Jakarta – Mahkamah Konstitusi (MK) tengah menjadi sorotan publik terkait putusan yang mengabulkan gugatan uji materiil batas usia minimum sebagai capres-cawapres dalam perkara 90/PUU-XXI/2023. Putusan ini memungkinkan capres dan cawapres di bawah usia 40 tahun boleh maju asalkan berpengalaman sebagai kepala daerah.
Putusan MK ini menuai pro dan kontra di masyarakat. Beberapa pihak menilai putusan ini tidak sesuai dengan semangat konstitusi dan berpotensi menguntungkan calon tertentu. Bahkan, ada yang menduga adanya KKN di balik putusan MK ini.
Salah satunya adalah Tim Pembela Demokrasi Indonesia (TPDI) yang melaporkan Ketua MK Anwar Usman ke Komisi Pemberantasan Korupsi (KPK) atas dugaan KKN pada Senin (23/10/2023).
TPDI menuding Anwar Usman telah melanggar Pasal 2 dan Pasal 3 UU No. 31 Tahun 1999 tentang Pemberantasan Tindak Pidana Korupsi sebagaimana telah diubah dengan UU No. 20 Tahun 2001.
Ketua Umum DPP Nasional Corruption Watch (NCW) Hanifa Sutrisna pun menilai MK kian keluar dari esensi yang semestinya menjalankan keberimbangan antara pembuat undang-undang yakni eksekutif dan legislatif. Dan eksistensi MK sesungguhnya merupakan penjaga gawang konstitusi.
“Kami di Dewan Pimpinan Pusat Nasional Coruption Watch (DPP NCW) melihat MK makin keluar dari esensinya yang semestinya menjalankan check and balances pada kekuasaan pembuat undang-undang yakni eksekutif dan legislatif,” kata Hanifa, Rabu (25/10/2023).
Selain itu, MK juga menerima 10 laporan masyarakat yang mempertanyakan putusan tersebut. Laporan-laporan ini antara lain berasal dari Partai Gerindra, Partai Demokrat, Partai Keadilan Sejahtera (PKS), Partai Amanat Nasional (PAN), Partai Persatuan Pembangunan (PPP), Partai Solidaritas Indonesia (PSI), Partai NasDem, Partai Perindo, Partai Berkarya, dan Partai Garuda.
Menanggapi polemik ini, MK membentuk Majelis Kehormatan MK (MKMK) yang diisi oleh mantan Ketua MK Jimly Asshiddiqie, Prof Bintan Saragih, dan Hakim Konstitusi Wahiduddin Adams. MKMK bertugas untuk memeriksa dan mengadili laporan, termasuk temuan dugaan pelanggaran yang dilakukan hakim konstitusi⁵.
Sementara itu, Ketua Umum PBB Yusril Ihza Mahendra menyarankan pemerintah untuk segera mengambil langkah konkret untuk mengakhiri polemik tersebut.
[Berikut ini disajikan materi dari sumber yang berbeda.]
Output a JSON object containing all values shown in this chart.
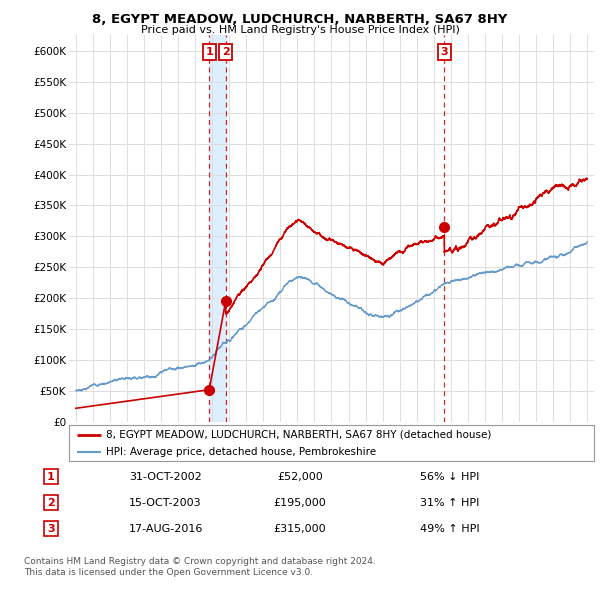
{
  "title": "8, EGYPT MEADOW, LUDCHURCH, NARBERTH, SA67 8HY",
  "subtitle": "Price paid vs. HM Land Registry's House Price Index (HPI)",
  "ylabel_ticks": [
    "£0",
    "£50K",
    "£100K",
    "£150K",
    "£200K",
    "£250K",
    "£300K",
    "£350K",
    "£400K",
    "£450K",
    "£500K",
    "£550K",
    "£600K"
  ],
  "ytick_values": [
    0,
    50000,
    100000,
    150000,
    200000,
    250000,
    300000,
    350000,
    400000,
    450000,
    500000,
    550000,
    600000
  ],
  "ylim": [
    0,
    625000
  ],
  "xlim_start": 1994.6,
  "xlim_end": 2025.4,
  "sale1_x": 2002.83,
  "sale1_y": 52000,
  "sale1_label": "1",
  "sale2_x": 2003.79,
  "sale2_y": 195000,
  "sale2_label": "2",
  "sale3_x": 2016.62,
  "sale3_y": 315000,
  "sale3_label": "3",
  "house_line_color": "#cc0000",
  "hpi_line_color": "#6699cc",
  "shade_color": "#ddeeff",
  "table_rows": [
    {
      "num": "1",
      "date": "31-OCT-2002",
      "price": "£52,000",
      "hpi": "56% ↓ HPI"
    },
    {
      "num": "2",
      "date": "15-OCT-2003",
      "price": "£195,000",
      "hpi": "31% ↑ HPI"
    },
    {
      "num": "3",
      "date": "17-AUG-2016",
      "price": "£315,000",
      "hpi": "49% ↑ HPI"
    }
  ],
  "footnote1": "Contains HM Land Registry data © Crown copyright and database right 2024.",
  "footnote2": "This data is licensed under the Open Government Licence v3.0.",
  "legend_label1": "8, EGYPT MEADOW, LUDCHURCH, NARBERTH, SA67 8HY (detached house)",
  "legend_label2": "HPI: Average price, detached house, Pembrokeshire",
  "background_color": "#ffffff",
  "grid_color": "#dddddd"
}
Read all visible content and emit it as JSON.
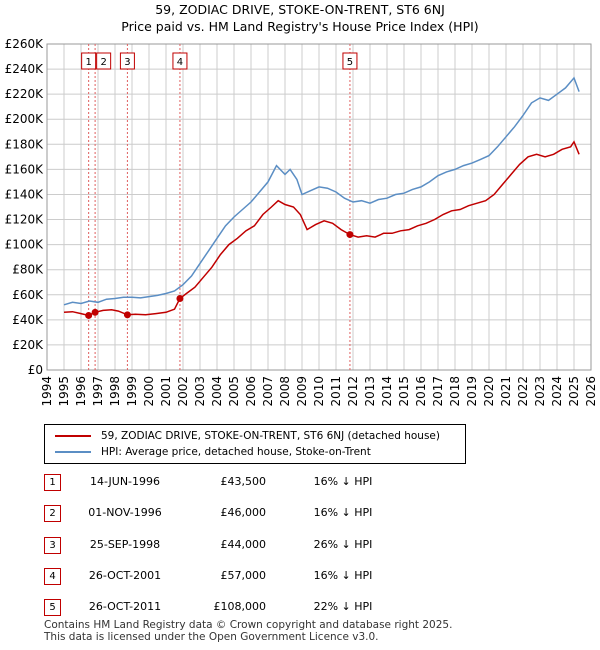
{
  "title": "59, ZODIAC DRIVE, STOKE-ON-TRENT, ST6 6NJ",
  "subtitle": "Price paid vs. HM Land Registry's House Price Index (HPI)",
  "colors": {
    "property": "#c00000",
    "hpi": "#5b8ec4",
    "grid": "#cccccc",
    "vline": "#e06060"
  },
  "legend": {
    "property_label": "59, ZODIAC DRIVE, STOKE-ON-TRENT, ST6 6NJ (detached house)",
    "hpi_label": "HPI: Average price, detached house, Stoke-on-Trent"
  },
  "chart_data": {
    "type": "line",
    "title": "Price paid vs. HM Land Registry's House Price Index (HPI)",
    "xlim": [
      1994,
      2026
    ],
    "ylim": [
      0,
      260000
    ],
    "y_ticks": [
      {
        "v": 0,
        "label": "£0"
      },
      {
        "v": 20000,
        "label": "£20K"
      },
      {
        "v": 40000,
        "label": "£40K"
      },
      {
        "v": 60000,
        "label": "£60K"
      },
      {
        "v": 80000,
        "label": "£80K"
      },
      {
        "v": 100000,
        "label": "£100K"
      },
      {
        "v": 120000,
        "label": "£120K"
      },
      {
        "v": 140000,
        "label": "£140K"
      },
      {
        "v": 160000,
        "label": "£160K"
      },
      {
        "v": 180000,
        "label": "£180K"
      },
      {
        "v": 200000,
        "label": "£200K"
      },
      {
        "v": 220000,
        "label": "£220K"
      },
      {
        "v": 240000,
        "label": "£240K"
      },
      {
        "v": 260000,
        "label": "£260K"
      }
    ],
    "x_ticks": [
      "1994",
      "1995",
      "1996",
      "1997",
      "1998",
      "1999",
      "2000",
      "2001",
      "2002",
      "2003",
      "2004",
      "2005",
      "2006",
      "2007",
      "2008",
      "2009",
      "2010",
      "2011",
      "2012",
      "2013",
      "2014",
      "2015",
      "2016",
      "2017",
      "2018",
      "2019",
      "2020",
      "2021",
      "2022",
      "2023",
      "2024",
      "2025",
      "2026"
    ],
    "series": [
      {
        "name": "HPI: Average price, detached house, Stoke-on-Trent",
        "color": "#5b8ec4",
        "points": [
          [
            1995.0,
            52000
          ],
          [
            1995.5,
            54000
          ],
          [
            1996.0,
            53000
          ],
          [
            1996.5,
            55000
          ],
          [
            1997.0,
            54000
          ],
          [
            1997.5,
            56500
          ],
          [
            1998.0,
            57000
          ],
          [
            1998.5,
            58000
          ],
          [
            1999.0,
            58000
          ],
          [
            1999.5,
            57500
          ],
          [
            2000.0,
            58500
          ],
          [
            2000.5,
            59500
          ],
          [
            2001.0,
            61000
          ],
          [
            2001.5,
            63000
          ],
          [
            2002.0,
            68000
          ],
          [
            2002.5,
            75000
          ],
          [
            2003.0,
            85000
          ],
          [
            2003.5,
            95000
          ],
          [
            2004.0,
            105000
          ],
          [
            2004.5,
            115000
          ],
          [
            2005.0,
            122000
          ],
          [
            2005.5,
            128000
          ],
          [
            2006.0,
            134000
          ],
          [
            2006.5,
            142000
          ],
          [
            2007.0,
            150000
          ],
          [
            2007.5,
            163000
          ],
          [
            2008.0,
            156000
          ],
          [
            2008.3,
            160000
          ],
          [
            2008.7,
            152000
          ],
          [
            2009.0,
            140000
          ],
          [
            2009.5,
            143000
          ],
          [
            2010.0,
            146000
          ],
          [
            2010.5,
            145000
          ],
          [
            2011.0,
            142000
          ],
          [
            2011.5,
            137000
          ],
          [
            2012.0,
            134000
          ],
          [
            2012.5,
            135000
          ],
          [
            2013.0,
            133000
          ],
          [
            2013.5,
            136000
          ],
          [
            2014.0,
            137000
          ],
          [
            2014.5,
            140000
          ],
          [
            2015.0,
            141000
          ],
          [
            2015.5,
            144000
          ],
          [
            2016.0,
            146000
          ],
          [
            2016.5,
            150000
          ],
          [
            2017.0,
            155000
          ],
          [
            2017.5,
            158000
          ],
          [
            2018.0,
            160000
          ],
          [
            2018.5,
            163000
          ],
          [
            2019.0,
            165000
          ],
          [
            2019.5,
            168000
          ],
          [
            2020.0,
            171000
          ],
          [
            2020.5,
            178000
          ],
          [
            2021.0,
            186000
          ],
          [
            2021.5,
            194000
          ],
          [
            2022.0,
            203000
          ],
          [
            2022.5,
            213000
          ],
          [
            2023.0,
            217000
          ],
          [
            2023.5,
            215000
          ],
          [
            2024.0,
            220000
          ],
          [
            2024.5,
            225000
          ],
          [
            2025.0,
            233000
          ],
          [
            2025.3,
            222000
          ]
        ]
      },
      {
        "name": "59, ZODIAC DRIVE, STOKE-ON-TRENT, ST6 6NJ (detached house)",
        "color": "#c00000",
        "points": [
          [
            1995.0,
            46000
          ],
          [
            1995.5,
            46500
          ],
          [
            1996.0,
            45000
          ],
          [
            1996.45,
            43500
          ],
          [
            1996.6,
            44500
          ],
          [
            1996.83,
            46000
          ],
          [
            1997.3,
            47500
          ],
          [
            1997.8,
            48000
          ],
          [
            1998.2,
            47000
          ],
          [
            1998.73,
            44000
          ],
          [
            1999.2,
            44500
          ],
          [
            1999.8,
            44000
          ],
          [
            2000.4,
            45000
          ],
          [
            2001.0,
            46000
          ],
          [
            2001.5,
            48500
          ],
          [
            2001.82,
            57000
          ],
          [
            2002.2,
            61000
          ],
          [
            2002.7,
            66000
          ],
          [
            2003.2,
            74000
          ],
          [
            2003.7,
            82000
          ],
          [
            2004.2,
            92000
          ],
          [
            2004.7,
            100000
          ],
          [
            2005.2,
            105000
          ],
          [
            2005.7,
            111000
          ],
          [
            2006.2,
            115000
          ],
          [
            2006.7,
            124000
          ],
          [
            2007.2,
            130000
          ],
          [
            2007.6,
            135000
          ],
          [
            2008.0,
            132000
          ],
          [
            2008.5,
            130000
          ],
          [
            2008.9,
            124000
          ],
          [
            2009.3,
            112000
          ],
          [
            2009.8,
            116000
          ],
          [
            2010.3,
            119000
          ],
          [
            2010.8,
            117000
          ],
          [
            2011.3,
            112000
          ],
          [
            2011.82,
            108000
          ],
          [
            2012.3,
            106000
          ],
          [
            2012.8,
            107000
          ],
          [
            2013.3,
            106000
          ],
          [
            2013.8,
            109000
          ],
          [
            2014.3,
            109000
          ],
          [
            2014.8,
            111000
          ],
          [
            2015.3,
            112000
          ],
          [
            2015.8,
            115000
          ],
          [
            2016.3,
            117000
          ],
          [
            2016.8,
            120000
          ],
          [
            2017.3,
            124000
          ],
          [
            2017.8,
            127000
          ],
          [
            2018.3,
            128000
          ],
          [
            2018.8,
            131000
          ],
          [
            2019.3,
            133000
          ],
          [
            2019.8,
            135000
          ],
          [
            2020.3,
            140000
          ],
          [
            2020.8,
            148000
          ],
          [
            2021.3,
            156000
          ],
          [
            2021.8,
            164000
          ],
          [
            2022.3,
            170000
          ],
          [
            2022.8,
            172000
          ],
          [
            2023.3,
            170000
          ],
          [
            2023.8,
            172000
          ],
          [
            2024.3,
            176000
          ],
          [
            2024.8,
            178000
          ],
          [
            2025.0,
            182000
          ],
          [
            2025.3,
            172000
          ]
        ]
      }
    ],
    "sales": [
      {
        "id": "1",
        "x": 1996.45,
        "price": 43500
      },
      {
        "id": "2",
        "x": 1996.83,
        "price": 46000
      },
      {
        "id": "3",
        "x": 1998.73,
        "price": 44000
      },
      {
        "id": "4",
        "x": 2001.82,
        "price": 57000
      },
      {
        "id": "5",
        "x": 2011.82,
        "price": 108000
      }
    ]
  },
  "table": [
    {
      "num": "1",
      "date": "14-JUN-1996",
      "price": "£43,500",
      "hpi": "16% ↓ HPI"
    },
    {
      "num": "2",
      "date": "01-NOV-1996",
      "price": "£46,000",
      "hpi": "16% ↓ HPI"
    },
    {
      "num": "3",
      "date": "25-SEP-1998",
      "price": "£44,000",
      "hpi": "26% ↓ HPI"
    },
    {
      "num": "4",
      "date": "26-OCT-2001",
      "price": "£57,000",
      "hpi": "16% ↓ HPI"
    },
    {
      "num": "5",
      "date": "26-OCT-2011",
      "price": "£108,000",
      "hpi": "22% ↓ HPI"
    }
  ],
  "footer": {
    "line1": "Contains HM Land Registry data © Crown copyright and database right 2025.",
    "line2": "This data is licensed under the Open Government Licence v3.0."
  }
}
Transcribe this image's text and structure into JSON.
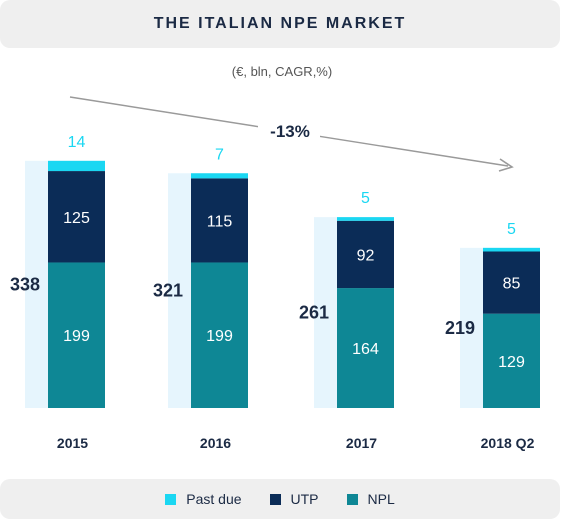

“Menyimak polemik pro dan kontra terhadap putusan MK Nomor 90/PUU-XXI/2023 beserta implikasinya terhadap Pilpres 2024, saya memandang perlu menyarankan kepada pemerintah untuk segera mengambil langkah konkret untuk mengakhiri polemik tersebut,” kata Yusril dalam cuitannya di akun X seperti dilihat, Selasa (24/10/2023).
Yusril mengkhawatirkan polemik ini akan berdampak pada legitimasi hasil pilpres 2024 jika dibiarkan berlarut-larut.
“Penyelenggaraan pilpres memerlukan adanya keadilan dan kepastian hukum. Jangan polemik dibiarkan berlarut-larut yang dapat membawa implikasi pada legitimasi pilpres dan hasilnya nanti,” ujarnya.
“Saya sendiri sedang memikirkan penyelesaian seperti apa yang paling bijak untuk mengakhiri polemik tersebut agar tidak berkepanjangan,” imbuhnya.